After the burial of Emma, frantic efforts were made by the family members to save the life of David. “Another death in the Omonhinmin’s family must not and should not happen; we decided in finality as if we were God who has the ultimate say about life”.
On Monday, November 12th, I left the village for Benin, and went straight to the Emergency Wards of the University of Benin Teaching Hospital to see how David was doing, what I saw at the hospital brought hopelessness to my mind. My brother requires a miracle to stay alive. I went away sucking and praying that David gives us the opportunity to save him.
On Tuesday, November 13 at exactly 5.30 a.m. I left Benin for Lagos a very depressed person to plan the next line of action. It was not a surprise, when I receive the text message from Conrad the youngest child in the family, “Don’t bury him, he is sleeping”.

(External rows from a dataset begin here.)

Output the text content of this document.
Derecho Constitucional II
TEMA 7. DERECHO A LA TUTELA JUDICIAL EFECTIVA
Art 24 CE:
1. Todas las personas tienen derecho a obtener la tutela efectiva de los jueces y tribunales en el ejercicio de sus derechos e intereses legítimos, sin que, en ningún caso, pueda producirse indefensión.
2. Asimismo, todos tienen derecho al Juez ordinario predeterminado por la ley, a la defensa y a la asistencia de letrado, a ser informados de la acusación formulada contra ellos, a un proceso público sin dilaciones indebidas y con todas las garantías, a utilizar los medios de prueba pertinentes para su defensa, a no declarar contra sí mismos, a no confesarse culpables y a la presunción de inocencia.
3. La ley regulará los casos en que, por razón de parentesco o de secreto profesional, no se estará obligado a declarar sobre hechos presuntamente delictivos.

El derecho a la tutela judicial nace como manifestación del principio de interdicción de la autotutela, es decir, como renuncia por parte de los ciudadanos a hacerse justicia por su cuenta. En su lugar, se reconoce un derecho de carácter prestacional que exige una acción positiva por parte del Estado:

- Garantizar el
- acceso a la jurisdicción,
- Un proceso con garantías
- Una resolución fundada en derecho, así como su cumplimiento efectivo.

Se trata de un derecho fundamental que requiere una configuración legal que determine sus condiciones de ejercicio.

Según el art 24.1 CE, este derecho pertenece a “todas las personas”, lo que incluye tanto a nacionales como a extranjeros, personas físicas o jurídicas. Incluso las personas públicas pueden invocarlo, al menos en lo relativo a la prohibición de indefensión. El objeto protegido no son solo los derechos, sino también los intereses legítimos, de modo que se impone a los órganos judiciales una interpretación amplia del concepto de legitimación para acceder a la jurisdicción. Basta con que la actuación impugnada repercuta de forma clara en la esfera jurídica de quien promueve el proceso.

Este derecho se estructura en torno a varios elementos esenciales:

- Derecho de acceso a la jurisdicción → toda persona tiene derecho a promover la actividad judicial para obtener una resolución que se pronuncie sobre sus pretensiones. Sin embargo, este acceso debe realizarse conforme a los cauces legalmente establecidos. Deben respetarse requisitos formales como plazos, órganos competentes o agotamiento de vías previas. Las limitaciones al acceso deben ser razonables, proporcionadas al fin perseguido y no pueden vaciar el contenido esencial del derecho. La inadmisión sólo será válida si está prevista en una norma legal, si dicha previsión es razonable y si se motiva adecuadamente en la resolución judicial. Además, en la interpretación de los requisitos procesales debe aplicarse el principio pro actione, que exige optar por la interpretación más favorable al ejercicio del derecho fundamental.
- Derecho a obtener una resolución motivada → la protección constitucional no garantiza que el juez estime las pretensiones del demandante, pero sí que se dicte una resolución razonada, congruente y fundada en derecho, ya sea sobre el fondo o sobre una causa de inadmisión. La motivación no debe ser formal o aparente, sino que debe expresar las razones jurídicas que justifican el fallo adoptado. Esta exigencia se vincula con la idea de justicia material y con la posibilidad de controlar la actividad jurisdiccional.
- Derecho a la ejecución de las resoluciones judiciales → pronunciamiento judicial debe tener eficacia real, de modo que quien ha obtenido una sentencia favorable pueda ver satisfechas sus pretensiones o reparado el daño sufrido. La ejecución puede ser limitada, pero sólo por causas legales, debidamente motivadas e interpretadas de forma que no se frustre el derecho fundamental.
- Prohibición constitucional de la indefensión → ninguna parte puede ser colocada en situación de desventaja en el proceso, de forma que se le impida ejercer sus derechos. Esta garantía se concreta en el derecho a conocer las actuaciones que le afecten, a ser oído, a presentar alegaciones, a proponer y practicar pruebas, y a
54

Emma and David’s passage made me to begin to make critical inquire on the purpose of life and the meaning of death. The questions that came to my mind, was, is there such a thing as eternity or is this life that we know the only reality? The atheists are of the belief, that there is no God and no life beyond this sphere. They believe only in that which they can see, touch, hear, feel and smell. But if there is no life beyond the grave, is the essence of life not meaningless and purposeless? Why strive for goodness of justice or kindness or any other positive virtues if it all ends in the grave? What does it matter then if you kill or maim your neighbour or help yourself to his wife or rape his sister? Experience has shown, that “when there is no God, everything is permitted”. And if we believe that only what we can see and touch or feel physically exists, how come we believe that love exists when we cannot see love? We cannot see hatred. You cannot feel it, nor hear it. Yet it is one of the most powerful forces in the world. You cannot see, nor hear, nor feel thought, but you know it is a reality. You cannot see the imagination, yet it can take pictures of sense, knowledge and throw them upon a canvass, or can translate them into the most beautiful harmony. You cannot see the wind but you can feet its effect. You cannot see gravitation, yet you can feel it effect. You cannot see conscience, the voice of your spirit, but you can feel the effect.”
It is about a year now, since Emma and David decided to take their exit from mother earth. It has been a year of immense pain which has continued to endure unabated. The deaths of my two brothers’ are not in vain. Their death no doubt has helped those of us alive to draw closer to our creator God.
Their death has made me discover God’s purpose for my life. Life without a purpose is meaningless and mere existence.
I now meditate daily on God’s greatness, His grace and His love. From experience, I can say that major problems have become far less significant when measured against the greatness of an omnipotent God. Adieu! Emma. Adieu!! David. Rest in peace, until we meet to part no more.